France wanted to put on a great show for the centenary of the Revolution when it hosted the World’s Fair in 1889. They would show off its industrial power, scientific advancement, and cultural reach. France last put on a Fair during the reign of Louis-Napoleon in 1867. It was a grand success, but it was organized under a unified and central government. By the 1880s, France was a divided country both politically and culturally. Could a country at odds with itself put on an acceptable show?
The French government needed a central monument to pull it all together. Officials requested proposals. They received over a hundred.
For years, people all over the world had wanted to attempt to build a tower 300 meters (or a thousand feet), but to date, no one had undertaken the challenge. Maurice Koechlin believed technology could finally answer the challenge and wondered whether it could be the Fair’s centerpiece.
In 1884, he sketched a tower and set his mind to some mathematical calculations. He took into account the weight of the iron as well as the wind resistance. He presented his idea to his boss Gustav Eiffel, but Eiffel demurred. Why waste so much energy on a temporary structure?
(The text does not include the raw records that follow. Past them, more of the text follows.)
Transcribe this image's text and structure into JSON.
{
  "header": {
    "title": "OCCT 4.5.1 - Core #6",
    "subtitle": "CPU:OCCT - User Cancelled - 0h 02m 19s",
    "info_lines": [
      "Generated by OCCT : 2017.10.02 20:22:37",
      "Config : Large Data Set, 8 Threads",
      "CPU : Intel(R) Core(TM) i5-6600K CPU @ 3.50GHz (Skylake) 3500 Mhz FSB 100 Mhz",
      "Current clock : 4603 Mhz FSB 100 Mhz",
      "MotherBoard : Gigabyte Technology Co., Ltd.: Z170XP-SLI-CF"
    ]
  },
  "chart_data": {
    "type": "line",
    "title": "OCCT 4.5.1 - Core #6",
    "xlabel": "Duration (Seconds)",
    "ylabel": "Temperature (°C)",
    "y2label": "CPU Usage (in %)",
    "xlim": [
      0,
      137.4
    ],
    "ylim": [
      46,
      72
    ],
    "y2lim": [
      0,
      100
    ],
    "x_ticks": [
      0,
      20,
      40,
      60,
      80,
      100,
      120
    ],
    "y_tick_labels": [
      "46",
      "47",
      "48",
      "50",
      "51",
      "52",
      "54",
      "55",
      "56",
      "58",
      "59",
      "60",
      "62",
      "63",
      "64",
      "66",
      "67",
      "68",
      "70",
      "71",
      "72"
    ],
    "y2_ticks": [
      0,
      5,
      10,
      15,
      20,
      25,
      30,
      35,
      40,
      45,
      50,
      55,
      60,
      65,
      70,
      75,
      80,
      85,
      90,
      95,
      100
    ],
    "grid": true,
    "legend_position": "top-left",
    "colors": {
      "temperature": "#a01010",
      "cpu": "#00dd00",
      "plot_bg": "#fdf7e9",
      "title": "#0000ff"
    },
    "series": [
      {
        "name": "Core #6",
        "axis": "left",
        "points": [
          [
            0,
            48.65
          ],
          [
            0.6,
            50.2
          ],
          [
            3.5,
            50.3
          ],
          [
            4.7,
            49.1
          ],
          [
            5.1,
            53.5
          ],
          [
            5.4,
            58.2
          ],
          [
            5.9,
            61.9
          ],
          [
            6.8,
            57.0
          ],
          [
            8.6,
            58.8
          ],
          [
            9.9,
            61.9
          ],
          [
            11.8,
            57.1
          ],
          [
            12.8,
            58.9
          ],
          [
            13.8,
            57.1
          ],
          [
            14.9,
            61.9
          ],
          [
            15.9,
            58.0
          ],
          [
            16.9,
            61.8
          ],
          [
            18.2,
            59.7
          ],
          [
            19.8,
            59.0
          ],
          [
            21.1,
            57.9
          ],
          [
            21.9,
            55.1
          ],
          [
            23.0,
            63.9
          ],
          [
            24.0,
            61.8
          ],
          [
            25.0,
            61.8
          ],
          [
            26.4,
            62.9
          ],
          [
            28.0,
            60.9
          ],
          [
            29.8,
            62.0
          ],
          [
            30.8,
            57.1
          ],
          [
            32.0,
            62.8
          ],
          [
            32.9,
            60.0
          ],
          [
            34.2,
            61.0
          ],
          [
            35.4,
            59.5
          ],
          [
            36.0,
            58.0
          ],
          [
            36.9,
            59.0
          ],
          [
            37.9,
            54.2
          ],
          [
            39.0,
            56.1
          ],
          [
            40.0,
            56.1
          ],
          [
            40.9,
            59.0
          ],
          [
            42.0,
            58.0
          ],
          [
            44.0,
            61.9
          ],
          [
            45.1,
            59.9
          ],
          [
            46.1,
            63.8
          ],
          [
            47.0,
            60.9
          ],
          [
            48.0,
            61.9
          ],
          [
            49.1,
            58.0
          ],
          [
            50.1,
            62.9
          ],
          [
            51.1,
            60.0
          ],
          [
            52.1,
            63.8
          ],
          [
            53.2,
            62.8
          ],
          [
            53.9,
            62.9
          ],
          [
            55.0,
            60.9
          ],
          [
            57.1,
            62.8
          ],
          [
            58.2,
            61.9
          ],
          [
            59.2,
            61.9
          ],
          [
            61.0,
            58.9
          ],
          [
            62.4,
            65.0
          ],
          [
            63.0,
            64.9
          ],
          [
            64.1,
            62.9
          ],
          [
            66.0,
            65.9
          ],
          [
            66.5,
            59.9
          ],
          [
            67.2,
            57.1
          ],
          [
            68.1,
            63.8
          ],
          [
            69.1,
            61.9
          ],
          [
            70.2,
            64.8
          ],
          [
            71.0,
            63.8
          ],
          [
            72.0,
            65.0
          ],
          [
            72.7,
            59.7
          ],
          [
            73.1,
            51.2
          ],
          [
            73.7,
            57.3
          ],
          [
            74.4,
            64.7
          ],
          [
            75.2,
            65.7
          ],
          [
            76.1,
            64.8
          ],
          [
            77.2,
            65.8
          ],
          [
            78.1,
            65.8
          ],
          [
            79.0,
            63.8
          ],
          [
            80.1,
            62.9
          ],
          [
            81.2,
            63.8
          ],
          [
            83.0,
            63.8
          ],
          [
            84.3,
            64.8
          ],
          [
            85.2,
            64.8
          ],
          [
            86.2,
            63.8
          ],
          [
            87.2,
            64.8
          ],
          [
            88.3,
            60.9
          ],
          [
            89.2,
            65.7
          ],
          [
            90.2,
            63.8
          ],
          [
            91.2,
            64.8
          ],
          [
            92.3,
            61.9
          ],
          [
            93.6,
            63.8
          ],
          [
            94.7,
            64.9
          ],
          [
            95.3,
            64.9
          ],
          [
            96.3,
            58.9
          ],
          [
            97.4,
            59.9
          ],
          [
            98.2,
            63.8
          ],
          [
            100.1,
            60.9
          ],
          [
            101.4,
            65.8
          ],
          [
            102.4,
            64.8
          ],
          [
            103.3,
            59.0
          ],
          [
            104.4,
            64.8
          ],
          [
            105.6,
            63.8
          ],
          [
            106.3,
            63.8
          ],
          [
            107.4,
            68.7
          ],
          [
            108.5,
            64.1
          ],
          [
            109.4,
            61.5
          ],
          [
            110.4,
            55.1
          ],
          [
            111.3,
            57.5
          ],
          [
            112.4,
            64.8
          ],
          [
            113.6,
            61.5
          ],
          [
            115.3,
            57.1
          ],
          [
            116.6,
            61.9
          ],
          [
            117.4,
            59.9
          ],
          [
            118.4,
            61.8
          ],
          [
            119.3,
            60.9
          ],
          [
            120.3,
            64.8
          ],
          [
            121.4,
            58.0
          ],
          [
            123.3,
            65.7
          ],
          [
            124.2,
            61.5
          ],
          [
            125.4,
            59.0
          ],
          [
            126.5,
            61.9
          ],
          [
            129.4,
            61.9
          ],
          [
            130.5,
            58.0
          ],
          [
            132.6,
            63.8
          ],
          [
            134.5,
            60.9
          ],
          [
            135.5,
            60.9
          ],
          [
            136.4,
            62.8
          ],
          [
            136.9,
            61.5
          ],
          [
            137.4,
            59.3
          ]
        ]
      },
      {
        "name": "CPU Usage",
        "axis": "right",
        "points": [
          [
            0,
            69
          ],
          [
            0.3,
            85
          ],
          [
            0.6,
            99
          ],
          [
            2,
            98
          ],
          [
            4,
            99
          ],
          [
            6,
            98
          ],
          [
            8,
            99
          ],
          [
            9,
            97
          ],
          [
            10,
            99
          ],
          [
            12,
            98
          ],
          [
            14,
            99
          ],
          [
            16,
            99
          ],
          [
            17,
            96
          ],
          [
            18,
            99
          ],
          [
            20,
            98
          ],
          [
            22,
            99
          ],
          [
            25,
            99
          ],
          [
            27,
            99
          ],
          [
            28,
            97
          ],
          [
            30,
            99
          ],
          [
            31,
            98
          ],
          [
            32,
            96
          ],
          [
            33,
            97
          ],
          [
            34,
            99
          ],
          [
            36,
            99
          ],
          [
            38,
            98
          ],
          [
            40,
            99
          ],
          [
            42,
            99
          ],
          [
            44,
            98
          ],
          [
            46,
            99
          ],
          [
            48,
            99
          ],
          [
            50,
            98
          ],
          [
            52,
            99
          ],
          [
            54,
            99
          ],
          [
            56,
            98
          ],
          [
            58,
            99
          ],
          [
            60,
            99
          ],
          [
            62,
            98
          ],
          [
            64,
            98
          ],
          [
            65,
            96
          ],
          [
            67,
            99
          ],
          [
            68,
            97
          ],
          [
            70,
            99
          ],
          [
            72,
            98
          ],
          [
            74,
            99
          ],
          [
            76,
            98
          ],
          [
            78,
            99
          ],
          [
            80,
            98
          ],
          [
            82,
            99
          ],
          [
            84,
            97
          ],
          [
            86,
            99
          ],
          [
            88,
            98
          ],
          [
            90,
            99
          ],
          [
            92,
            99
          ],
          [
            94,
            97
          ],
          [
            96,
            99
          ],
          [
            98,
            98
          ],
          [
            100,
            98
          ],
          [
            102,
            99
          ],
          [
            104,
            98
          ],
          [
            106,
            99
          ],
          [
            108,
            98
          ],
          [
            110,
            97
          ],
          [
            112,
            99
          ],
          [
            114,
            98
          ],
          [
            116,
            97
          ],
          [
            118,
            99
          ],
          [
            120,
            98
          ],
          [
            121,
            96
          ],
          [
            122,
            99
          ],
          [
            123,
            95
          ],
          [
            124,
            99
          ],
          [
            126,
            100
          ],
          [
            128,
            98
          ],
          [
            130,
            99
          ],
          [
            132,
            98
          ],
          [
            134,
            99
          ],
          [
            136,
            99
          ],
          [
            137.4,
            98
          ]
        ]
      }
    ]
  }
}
Over the next three months, Eiffel’s imagination caught fire as evidence by a patent application submitted by Koechlin and Eiffel for a “scheme rendering it possible to construct metallic piers and pylons more than 300 meters in height” (Brown, For the Soul of France, p.139).
In their submission to the Fair, Eiffel boasted that the tower would stand twice as tall as the next highest man-made structure in the world. This tower would be an undeniable monument to the stature of the entire French nation. Wasn’t this a testament to scientific progress and the triumph of the mind: a perfect metaphor for the Revolution? Some wondered whether it was a vacuous, meaningless, and ugly monument to pride that could only be compared to the Tower of Babel.
At the time, people had a difficult time evaluating the aesthetic value of the design. The architectural arts had yet to accept iron as an aesthetic material, or even much of a structural material. Many looked at the design for the tower and could find no artistic precedent. At best, it seemed to be a bridge that reached into the sky, to nowhere. Doesn’t a great nation deserve a great monument, in the lasting beauty of stone and marble? Perhaps the engineer should leave monument design to the architects.
Eiffel saw the beauty in the possibility. He touted the unique design that utilized curved edges that would cut through the wind. He spoke of the way the tower bursts from the piers. But, he seemed aware of the lack of precedence for the structure and sought ways to make it practical. It could be used as a lookout in times of war or an observatory in times of peace.
In the end, the tower beat out 106 other proposals to win the contract.
Raising the tower took 26 months, most of which took place high above the Paris streets. The workmen were not easily seen and never heard from the street. The structure’s growth felt more organic than mechanical.
When completed, the tower’s height made it omnipresent in the city. It seemed as if no one could live in the city without an opinion on Eiffel’s tower. And opinion was split.
Even before the tower had reached its height, forty-seven artists and writers sent an open letter to the government protesting the vandalism to the city’s beauty: “Writers, painters, sculptors, architects, passionate lovers of the heretofore intact beauty of Paris, French taste has been flouted, French art and history are threatened by the erection in our midst of the useless, monstrous Eiffel Tower, and we protest against it with all our strength and indignation” (Brown, For the Soul of France, p.146).
Vile insults were thrown: France was becoming like…like America! Or even more so! To some, it proved the soulless nature of modernity: commercial, industrial, secular, and lacking aesthetic quality.
Today, Eiffel’s tower is an enduring symbol of Paris and one of the most visited tourist sites in the world.
Tours daily from 9:30 am to 11:00 pm. Tickets to the elevator should be purchased online in advance as they run out. A ticket with elevator access to the entire tower, including the summit, costs 14 €. Elevator access only to the second floor costs 8.5 €. Tickets to the stairs can only be bought on site.